Avenue Louis-Casaï, il y a un restaurant italien tenu par des Italiens. Je n’aime pas les restaurants italiens. Adolescent, quand j’étais élève de l’école de commerce de Lausanne, les camarades organisaient à la fin de l’année un repas à La Nonna. Pour s’épater eux-mêmes, ils réfléchissaient pendant des jours au choix d’un restaurant. Chacun y allait de sa proposition. Puis, l’affaire trouvait sa conclusion: ce serait La Nonna. Les années précédentes, j’étais élève du Berelvédère; il en allait de même: pizzeria La Nonna. De sorte que je me gavais de corn-flakes avant l’heure du rendez-vous. Sur place, je commandais des cannettes de bière. Je n’ai pas changé: quand se forme en moi l’image d’un restaurant italien, je songe. “il n’y aura rien à manger, je commanderai des canettes”. Mais pour ce qui est de ce restaurant italien de l’avenue Casaï, j’y suis allé la première fois après que Gala et moi ayons manqué notre vol pour Kuala Lumpur. J’imagine que le fait d’avoir perdu Fr. 2500.- m’avait donné faim.

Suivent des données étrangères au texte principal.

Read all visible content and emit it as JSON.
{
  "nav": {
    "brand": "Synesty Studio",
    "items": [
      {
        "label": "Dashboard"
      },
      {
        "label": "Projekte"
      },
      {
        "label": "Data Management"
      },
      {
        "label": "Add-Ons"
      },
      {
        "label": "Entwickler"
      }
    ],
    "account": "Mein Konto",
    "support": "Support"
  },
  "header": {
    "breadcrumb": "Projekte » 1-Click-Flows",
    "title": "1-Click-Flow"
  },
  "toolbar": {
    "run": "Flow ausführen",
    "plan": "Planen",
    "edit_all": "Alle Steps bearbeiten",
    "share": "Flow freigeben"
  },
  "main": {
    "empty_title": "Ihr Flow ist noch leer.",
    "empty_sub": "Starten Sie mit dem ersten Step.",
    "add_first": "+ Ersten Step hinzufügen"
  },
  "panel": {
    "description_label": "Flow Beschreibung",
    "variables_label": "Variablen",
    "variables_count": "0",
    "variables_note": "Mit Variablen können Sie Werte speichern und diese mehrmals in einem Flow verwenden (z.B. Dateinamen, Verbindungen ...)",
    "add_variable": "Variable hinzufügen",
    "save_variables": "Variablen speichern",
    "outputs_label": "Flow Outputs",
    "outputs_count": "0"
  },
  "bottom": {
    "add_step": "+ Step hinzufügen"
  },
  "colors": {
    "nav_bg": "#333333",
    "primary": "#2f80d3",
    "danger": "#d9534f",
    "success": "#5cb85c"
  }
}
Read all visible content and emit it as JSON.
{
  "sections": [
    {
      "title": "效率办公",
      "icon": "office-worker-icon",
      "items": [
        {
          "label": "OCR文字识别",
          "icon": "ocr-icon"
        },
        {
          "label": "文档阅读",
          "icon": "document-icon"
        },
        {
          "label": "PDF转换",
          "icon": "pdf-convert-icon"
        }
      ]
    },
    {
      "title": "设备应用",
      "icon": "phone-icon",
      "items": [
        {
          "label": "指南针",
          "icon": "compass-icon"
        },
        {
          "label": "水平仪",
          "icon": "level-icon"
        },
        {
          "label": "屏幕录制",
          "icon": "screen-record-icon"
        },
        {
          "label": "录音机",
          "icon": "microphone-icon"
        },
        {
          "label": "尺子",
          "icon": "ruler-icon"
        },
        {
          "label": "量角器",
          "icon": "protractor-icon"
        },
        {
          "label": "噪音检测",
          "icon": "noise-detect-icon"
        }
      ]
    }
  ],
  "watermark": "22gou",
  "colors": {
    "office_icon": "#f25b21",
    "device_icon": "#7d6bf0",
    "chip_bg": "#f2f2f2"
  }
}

Bref, arrivé furieux, j’étais reparti content. Particulièrement de voir que ce restaurant italien n’était pas tenu par de faux Italiens qui avaient appris à passer la commande en italien, des transfuges serbes ou des Turcs, mais par d’authentiques Italiens qui passaient la commande en français et parlaient l’italien en cuisine. Et puis j’avais mes deux enfants avec moi, bien content de les retrouver, beaux, grandis, joyeux. Ils avaient faim. J’ai cherché un pont pour traverser l’autoroute. Luv se souvenait d’avoir dormi, à la veille d’un départ pour Malaga où nous courions le marathon avec Monfrère, dans cet hôtel affreux, le Nash. Nous avions emprunté pour rejoindre le restaurant italien un système de cours intérieures. Je fis valoir que le pont menait directement au restaurant. Sous le pont, Aplo remarqua un écureuil. Peu après, nous prenions place sur le terrasse. Il était 11h30. Le serveur à crâne d’œuf — il ressemble à un Spoke de Star Trek dont on aurait passé la boule au papier de verre avant de la cirer — nous a dit cette chose étrange:
- Mettez-vous à l’abri, il va pleuvoir! Tenez, là table, là, sous l’auvent. Oui, comme vous êtes les premiers, je garde la pluie pour les suivants.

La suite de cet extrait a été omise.